In SA, commercial rollout of 5G network technology will take a little longer than initially anticipated.
This is according to Saurabh Verma, head of ICT for Frost & Sullivan Middle East and Africa, presenting the business consulting firm’s 2019 predictions for the local ICT market yesterday.
Although telcos are conducting trials and looking at deploying 5G, Verma believes it still has a long way to go, especially from a business and utilisation perspective.
Given the current scenario in SA, the country is still fine with 3G, he notes. “Expensive data packages and delays in spectrum release are hampering subscriber base growth for 5G. While mobile operators are ready to develop 4G networks and deploy 5G services, 3G will be the dominant technology over the next three years.”

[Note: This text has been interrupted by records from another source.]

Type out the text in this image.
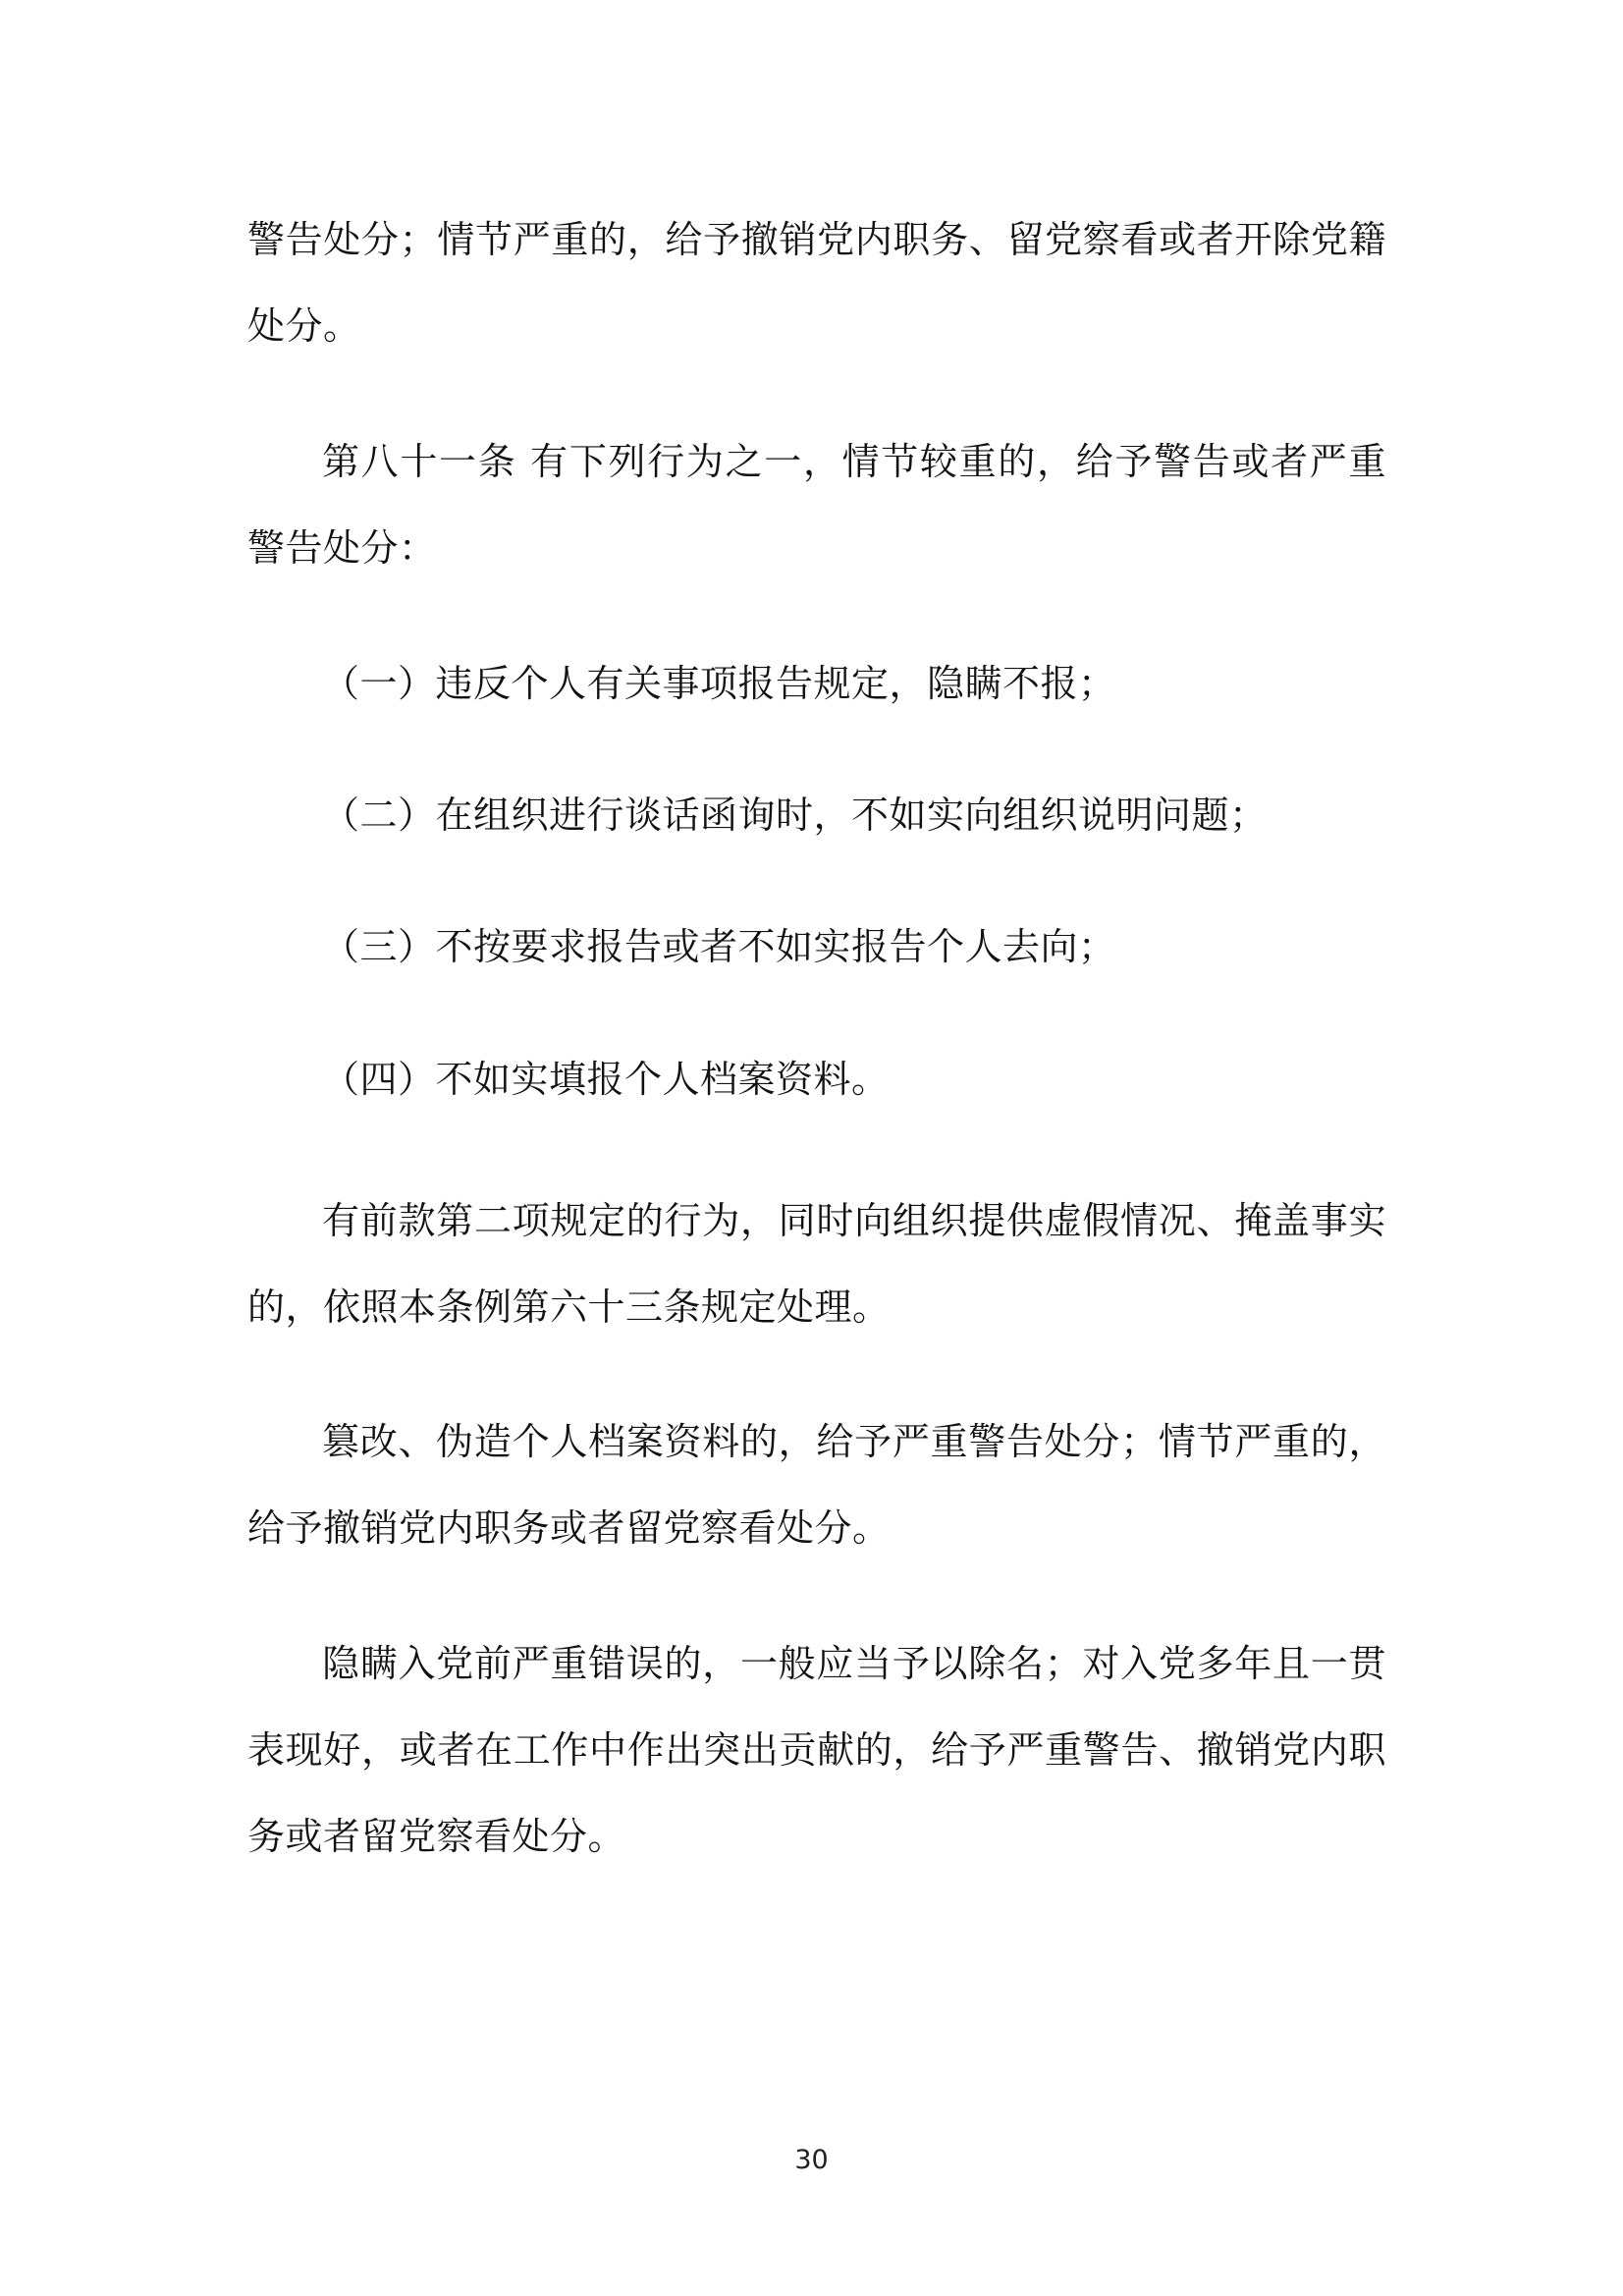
警告处分；情节严重的，给予撤销党内职务、留党察看或者开除党籍处分。

第八十一条 有下列行为之一，情节较重的，给予警告或者严重警告处分：

（一）违反个人有关事项报告规定，隐瞒不报；

（二）在组织进行谈话函询时，不如实向组织说明问题；

（三）不按要求报告或者不如实报告个人去向；

（四）不如实填报个人档案资料。

有前款第二项规定的行为，同时向组织提供虚假情况、掩盖事实的，依照本条例第六十三条规定处理。

篡改、伪造个人档案资料的，给予严重警告处分；情节严重的，给予撤销党内职务或者留党察看处分。

隐瞒入党前严重错误的，一般应当予以除名；对入党多年且一贯表现好，或者在工作中作出突出贡献的，给予严重警告、撤销党内职务或者留党察看处分。

30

Verma points out the key trend around 5G adoption is happening in some of the mature markets because they have a strong ecosystem. “5G is all about use cases and identifying the right kind of use cases to really deploy 5G technology. Unless you have that, it will be a difficult conversation for the CFO or CEO to justify that kind of investment to the board.
“5G is not just the next generation of telecoms infrastructure; it is more about the ecosystem. Unless you go and collaborate with ecosystem partners, you will not be able to find the right use cases for 5G. Yes, 5G will solve a lot of problems in terms of delivering superior connectivity, speeds and lower latency but just looking at the investment, which is three times what it was for 3G or 4G, will be a challenge.
Sabelo Dlamini, senior research and consulting manager at IDC Sub-Saharan Africa, shares a similar sentiment as Verma, predicting 5G deployment will take off slowly.
Dlamini was speaking at the IDC Directions event held last night in Woodmead, Johannesburg.
According to Dlamini, spectrum uncertainty will persist in SA this year, and potentially pose a challenge to commercial 5G rollout. “The ECA Bill has been withdrawn and I think that will add some time in terms of the release of 4G spectrum. The auction that has been promised is 2019 for 4G spectrum and 2020 for 5G, but now it seems as if government is rethinking their allocation model, so that is likely to take a bit of time.”
Dlamini notes there have been a lot of discussions about 5G with no true commercial launches.
“Most of the operators have publicised that they have launched 5G but those can’t be counted as true 5G launches because the solutions and services are not available in stores.
“In 2019, we believe there will be network subscriptions and end-user devices available to the general public. Internationally, we expect to see one or two operators launching 5G. This won’t be a full portfolio of 5G but will only focus on enhanced mobile broadband. 5G has three legs: enhanced mobile broadband, hyper-reliable low latency and enhanced machine-type communication.
“We are yet to see the hyper-reliable low latency and enhanced machine-type communication legs of 5G, which are unique differentiators of 5G. We are going to see commercial deployment of 5G but it won’t be the full bouquet of 5G.”